Miró hacia abajo otra vez y vio a las gentes de Vurathi. Herreros, labradores,
peleteros, tenderos, carpinteros y pescadores. Hombres, mujeres, niños y ancianos.
Tíos, hermanos, padres e hijos. La Guardia de la Fortaleza firme.
-
¡Gente de Vurathi! - gritó - ¡Gente de mi padre!
- siguió.
Lanzó entonces una arenga que
muchos aseguraban fue grandiosa, pero que Aryse no lograba evocar desde ese
mismo día. Sólo podía recordar el grito ensordecedor de la gente.
-
¡Lady
Aryse! ¡Vurathi! ¡Athanatar mashut
bellura!
Recordaba las puertas del catillo
abrirse y recordaba a la gente de Vurathi abalanzándose sobre el enemigo.

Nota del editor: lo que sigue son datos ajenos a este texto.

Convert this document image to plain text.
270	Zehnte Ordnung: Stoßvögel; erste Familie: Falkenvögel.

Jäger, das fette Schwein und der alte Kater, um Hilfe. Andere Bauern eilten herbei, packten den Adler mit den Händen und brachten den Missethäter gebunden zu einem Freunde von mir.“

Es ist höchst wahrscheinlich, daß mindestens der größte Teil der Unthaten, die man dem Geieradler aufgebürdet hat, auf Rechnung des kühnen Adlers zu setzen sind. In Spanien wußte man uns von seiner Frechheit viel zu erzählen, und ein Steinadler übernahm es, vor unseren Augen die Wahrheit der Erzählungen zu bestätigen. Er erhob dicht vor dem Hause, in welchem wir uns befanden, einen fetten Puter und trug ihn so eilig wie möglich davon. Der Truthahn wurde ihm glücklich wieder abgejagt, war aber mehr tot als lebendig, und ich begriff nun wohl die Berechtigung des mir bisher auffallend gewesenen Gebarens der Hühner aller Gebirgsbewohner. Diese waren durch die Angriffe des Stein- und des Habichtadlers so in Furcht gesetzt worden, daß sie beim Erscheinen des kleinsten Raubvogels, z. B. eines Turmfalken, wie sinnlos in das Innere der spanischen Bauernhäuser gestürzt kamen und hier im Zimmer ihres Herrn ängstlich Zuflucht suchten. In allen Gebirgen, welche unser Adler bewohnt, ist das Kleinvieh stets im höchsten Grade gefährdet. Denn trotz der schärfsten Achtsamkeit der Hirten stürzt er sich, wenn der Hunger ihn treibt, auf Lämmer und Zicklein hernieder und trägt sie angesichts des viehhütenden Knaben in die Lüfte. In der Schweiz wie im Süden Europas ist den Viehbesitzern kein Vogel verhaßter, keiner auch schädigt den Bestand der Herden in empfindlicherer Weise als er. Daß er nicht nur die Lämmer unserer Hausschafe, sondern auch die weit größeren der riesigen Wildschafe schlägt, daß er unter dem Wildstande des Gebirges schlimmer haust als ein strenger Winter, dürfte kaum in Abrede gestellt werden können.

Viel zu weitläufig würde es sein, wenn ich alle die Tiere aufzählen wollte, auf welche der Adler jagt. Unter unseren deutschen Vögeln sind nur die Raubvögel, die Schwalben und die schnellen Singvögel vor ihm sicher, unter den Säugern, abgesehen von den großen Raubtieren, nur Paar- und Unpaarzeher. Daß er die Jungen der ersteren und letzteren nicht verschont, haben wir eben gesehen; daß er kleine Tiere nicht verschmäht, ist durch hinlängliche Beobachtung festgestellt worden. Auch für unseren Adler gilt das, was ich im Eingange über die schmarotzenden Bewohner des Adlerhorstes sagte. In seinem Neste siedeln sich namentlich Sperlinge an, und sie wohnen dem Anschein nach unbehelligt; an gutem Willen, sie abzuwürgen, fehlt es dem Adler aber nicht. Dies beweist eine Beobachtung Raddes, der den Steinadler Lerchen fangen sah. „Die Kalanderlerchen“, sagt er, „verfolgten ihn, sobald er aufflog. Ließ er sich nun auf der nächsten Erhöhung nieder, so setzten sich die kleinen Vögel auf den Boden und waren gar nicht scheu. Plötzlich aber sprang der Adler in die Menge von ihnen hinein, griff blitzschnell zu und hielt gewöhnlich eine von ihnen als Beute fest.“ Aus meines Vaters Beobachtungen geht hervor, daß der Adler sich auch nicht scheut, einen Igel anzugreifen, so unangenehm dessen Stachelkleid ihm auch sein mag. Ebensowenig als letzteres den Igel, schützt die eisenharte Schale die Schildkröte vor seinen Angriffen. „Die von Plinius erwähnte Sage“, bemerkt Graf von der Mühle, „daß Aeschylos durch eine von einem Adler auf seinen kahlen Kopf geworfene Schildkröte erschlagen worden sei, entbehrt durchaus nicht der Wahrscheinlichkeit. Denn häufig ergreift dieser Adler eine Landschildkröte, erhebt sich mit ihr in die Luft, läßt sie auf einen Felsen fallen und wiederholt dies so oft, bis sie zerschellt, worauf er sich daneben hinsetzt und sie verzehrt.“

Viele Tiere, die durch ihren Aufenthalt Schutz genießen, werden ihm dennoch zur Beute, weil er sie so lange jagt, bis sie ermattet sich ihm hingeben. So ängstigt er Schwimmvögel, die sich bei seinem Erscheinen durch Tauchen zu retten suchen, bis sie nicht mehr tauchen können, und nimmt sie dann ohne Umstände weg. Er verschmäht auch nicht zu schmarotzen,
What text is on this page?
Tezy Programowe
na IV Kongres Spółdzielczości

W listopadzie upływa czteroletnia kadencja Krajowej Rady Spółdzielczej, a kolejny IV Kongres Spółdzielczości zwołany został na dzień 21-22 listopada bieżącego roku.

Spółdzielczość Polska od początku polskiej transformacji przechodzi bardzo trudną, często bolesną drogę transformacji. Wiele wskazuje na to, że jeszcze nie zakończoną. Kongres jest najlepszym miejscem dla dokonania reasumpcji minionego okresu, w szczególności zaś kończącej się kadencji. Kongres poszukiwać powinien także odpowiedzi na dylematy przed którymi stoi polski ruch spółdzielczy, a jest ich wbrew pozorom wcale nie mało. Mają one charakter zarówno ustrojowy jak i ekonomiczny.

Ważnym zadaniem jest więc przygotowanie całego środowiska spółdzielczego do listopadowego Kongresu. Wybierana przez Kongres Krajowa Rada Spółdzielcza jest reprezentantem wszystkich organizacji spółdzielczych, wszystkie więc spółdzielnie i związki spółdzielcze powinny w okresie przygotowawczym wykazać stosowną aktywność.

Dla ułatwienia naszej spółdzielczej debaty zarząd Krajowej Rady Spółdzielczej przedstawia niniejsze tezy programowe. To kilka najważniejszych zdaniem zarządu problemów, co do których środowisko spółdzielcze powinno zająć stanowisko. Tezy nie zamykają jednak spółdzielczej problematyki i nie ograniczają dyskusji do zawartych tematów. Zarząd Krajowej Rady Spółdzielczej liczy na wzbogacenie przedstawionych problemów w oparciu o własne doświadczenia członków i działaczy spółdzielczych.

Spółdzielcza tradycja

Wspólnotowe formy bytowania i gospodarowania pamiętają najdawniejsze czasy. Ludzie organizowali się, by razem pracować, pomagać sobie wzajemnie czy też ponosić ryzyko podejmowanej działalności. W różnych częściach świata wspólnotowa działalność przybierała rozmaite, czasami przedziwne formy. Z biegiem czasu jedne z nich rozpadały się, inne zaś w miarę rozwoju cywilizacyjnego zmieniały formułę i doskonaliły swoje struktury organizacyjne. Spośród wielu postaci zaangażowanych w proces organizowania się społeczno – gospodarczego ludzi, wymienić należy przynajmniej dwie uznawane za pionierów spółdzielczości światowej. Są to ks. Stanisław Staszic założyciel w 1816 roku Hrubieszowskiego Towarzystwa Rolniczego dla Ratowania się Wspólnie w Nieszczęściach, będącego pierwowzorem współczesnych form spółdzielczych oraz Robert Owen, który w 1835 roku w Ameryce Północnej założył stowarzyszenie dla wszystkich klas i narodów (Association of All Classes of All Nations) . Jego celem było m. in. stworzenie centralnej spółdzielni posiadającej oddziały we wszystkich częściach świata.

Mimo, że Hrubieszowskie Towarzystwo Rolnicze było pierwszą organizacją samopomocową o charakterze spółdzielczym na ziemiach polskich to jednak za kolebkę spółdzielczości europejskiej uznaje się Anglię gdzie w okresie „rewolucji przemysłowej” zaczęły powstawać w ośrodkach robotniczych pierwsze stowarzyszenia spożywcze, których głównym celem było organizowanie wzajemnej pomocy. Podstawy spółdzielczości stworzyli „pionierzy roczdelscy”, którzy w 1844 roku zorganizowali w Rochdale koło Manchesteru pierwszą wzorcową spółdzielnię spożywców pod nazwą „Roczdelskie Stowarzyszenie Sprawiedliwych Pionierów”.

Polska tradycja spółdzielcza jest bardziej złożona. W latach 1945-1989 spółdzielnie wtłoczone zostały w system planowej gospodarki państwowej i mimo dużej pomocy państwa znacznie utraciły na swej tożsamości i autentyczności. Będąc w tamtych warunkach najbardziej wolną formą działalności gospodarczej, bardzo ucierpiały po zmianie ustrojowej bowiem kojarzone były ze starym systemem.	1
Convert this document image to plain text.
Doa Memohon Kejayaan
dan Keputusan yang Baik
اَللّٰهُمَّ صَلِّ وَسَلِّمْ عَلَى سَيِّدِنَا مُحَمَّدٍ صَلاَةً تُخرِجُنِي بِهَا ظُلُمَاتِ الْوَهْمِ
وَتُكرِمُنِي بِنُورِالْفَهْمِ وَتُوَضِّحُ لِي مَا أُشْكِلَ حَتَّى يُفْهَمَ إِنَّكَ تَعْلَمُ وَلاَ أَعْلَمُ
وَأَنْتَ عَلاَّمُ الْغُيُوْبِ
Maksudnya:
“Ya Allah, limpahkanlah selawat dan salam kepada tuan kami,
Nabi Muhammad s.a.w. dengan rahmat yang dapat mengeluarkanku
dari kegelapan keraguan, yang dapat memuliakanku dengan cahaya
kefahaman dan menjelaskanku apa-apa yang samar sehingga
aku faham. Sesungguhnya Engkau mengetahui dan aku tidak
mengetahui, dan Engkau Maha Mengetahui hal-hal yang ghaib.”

Recordaba el choque del metal y los gritos. Su espada contra otras, contra
lanzas, contra hachas, los relinchos de su potro Dragonmane. Recordaba el
rostro asombrado de los Filbatha ante una nueva carga desde el castillo. El sol
comenzó a ocultarse y los Filbatha sufrieron otro ataque desde su propia
retaguardia.
Los Enalfos, mestizos proscritos por sus razas de origen,
decidieron que era el momento de ganarse el respeto de sus ancestros. Más de
tres mil guerreros frescos llegaron en formación cerrada apoyados por arqueros
y caballería ligera. Finalmente, los Filbatha cedieron. Los sobrevivientes se
retiraron ordenadamente. Regresaron a la costa y luego a sus tierras de origen
a bordo de sus rápidas naves.
Vurathi se había salvado. Pero se había salvado
tan poco, recordaba Lady Aryse en medio de su ensoñación.